Rep. Ricki Ruiz, a 28-year-old Latino, will be the youngest person in the House next year after Campos moves to the Senate. The Gresham Democrat, who graduated from college in 2016 and  is now getting his master’s degree, said his older colleagues have listened to his perspective as a young person and current student. 

“I really appreciate my colleagues because they always give me the space to share what’s going on in the Wild West of what has happened and what changes need to be happening,” he said. “I believe we’re bringing a unique voice and a youthful voice for sure.”

Oregon Legislature’s racial diversity continues to grow after 2022 election
State Rep. Nathan Sosa, D-Hillsboro, works at his desk in chambers during the opening session of the Oregon House on Feb. 1, 2022. Sosa is one of five Latino lawmakers returning to the Legislature next year. (Ron Cooper/Oregon Capital Chronicle)

Decrease in Latino representation

While the overall number of legislators of color will go up next year, the number of Hispanic legislators will decrease. Latinos make up about 14% of the state’s total population, and 12 or 13 legislators would need to be of Hispanic heritage for the Legislature to reflect the state’s demographics. 

Instead, there will be only five Latinos: Campos and Meek in the Senate and Ruiz and Democratic Reps. Andrea Valderrama and Nathan Sosa in the House. That’s down from eight this year, after Moore-Green and Rep. Teresa Alonso-Leon, D-Woodburn, lost their respective elections in the state Senate and a congressional primary, and Rep. Andrea Salinas, D-Lake Oswego, won her race in the 6th Congressional District. 

Campos said she’s excited that Salinas won her election and will be Oregon’s first Latina congresswoman – a title she’ll share with Republican Lori Chavez-DeRemer in the 5th Congressional District. But she said the dip in Latino representation in the Legislature shows a need to make public service more accessible. 

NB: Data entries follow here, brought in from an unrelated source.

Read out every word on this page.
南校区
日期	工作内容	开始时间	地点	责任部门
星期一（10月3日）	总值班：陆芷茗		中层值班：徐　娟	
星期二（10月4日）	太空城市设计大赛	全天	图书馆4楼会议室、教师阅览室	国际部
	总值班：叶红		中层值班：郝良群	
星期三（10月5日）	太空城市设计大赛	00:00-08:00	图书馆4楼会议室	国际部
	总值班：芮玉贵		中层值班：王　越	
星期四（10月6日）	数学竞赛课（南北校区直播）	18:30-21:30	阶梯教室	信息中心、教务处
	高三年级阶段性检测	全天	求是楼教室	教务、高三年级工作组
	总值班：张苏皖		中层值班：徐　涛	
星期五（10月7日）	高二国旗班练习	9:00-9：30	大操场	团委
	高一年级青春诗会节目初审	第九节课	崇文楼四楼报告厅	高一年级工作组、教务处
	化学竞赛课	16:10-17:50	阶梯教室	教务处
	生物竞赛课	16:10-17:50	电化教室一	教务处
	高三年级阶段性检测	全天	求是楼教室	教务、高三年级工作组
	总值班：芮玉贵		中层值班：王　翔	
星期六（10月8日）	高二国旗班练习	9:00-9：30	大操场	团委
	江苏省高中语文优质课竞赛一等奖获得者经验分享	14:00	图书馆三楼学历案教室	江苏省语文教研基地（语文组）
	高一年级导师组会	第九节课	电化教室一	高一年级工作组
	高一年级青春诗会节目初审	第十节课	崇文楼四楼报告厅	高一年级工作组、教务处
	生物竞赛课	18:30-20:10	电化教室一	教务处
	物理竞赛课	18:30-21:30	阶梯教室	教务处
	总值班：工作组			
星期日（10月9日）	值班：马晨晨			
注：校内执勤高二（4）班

“I know that when a number of us were having conversations in our communities about openings in our seats that there were folks that we were reaching out to that represent that population. And those folks said ‘Hey, I can’t leave, I can’t leave the position that I’m in where I’m making money to sustain my family, to go take this job in the legislature, as much as I would like to run and represent my community,’” Campos said. “There’s a lot of work to be done there.”

Ruiz said that the remaining Latinx legislators need to stay connected with their communities and encourage people to run in the future.  

“Even if we have fewer Latinx legislators in the Legislature, that doesn’t change the fact that we are still serving them and we’re still serving everyone,” he said.

This article was updated to include Sen.-elect Aaron Woods, who is Black, Rep.-elect Virgle Osborne, who identifies as mixed-race, and that Rep.-elect Farrah Chaichi will be part of the BIPOC caucus.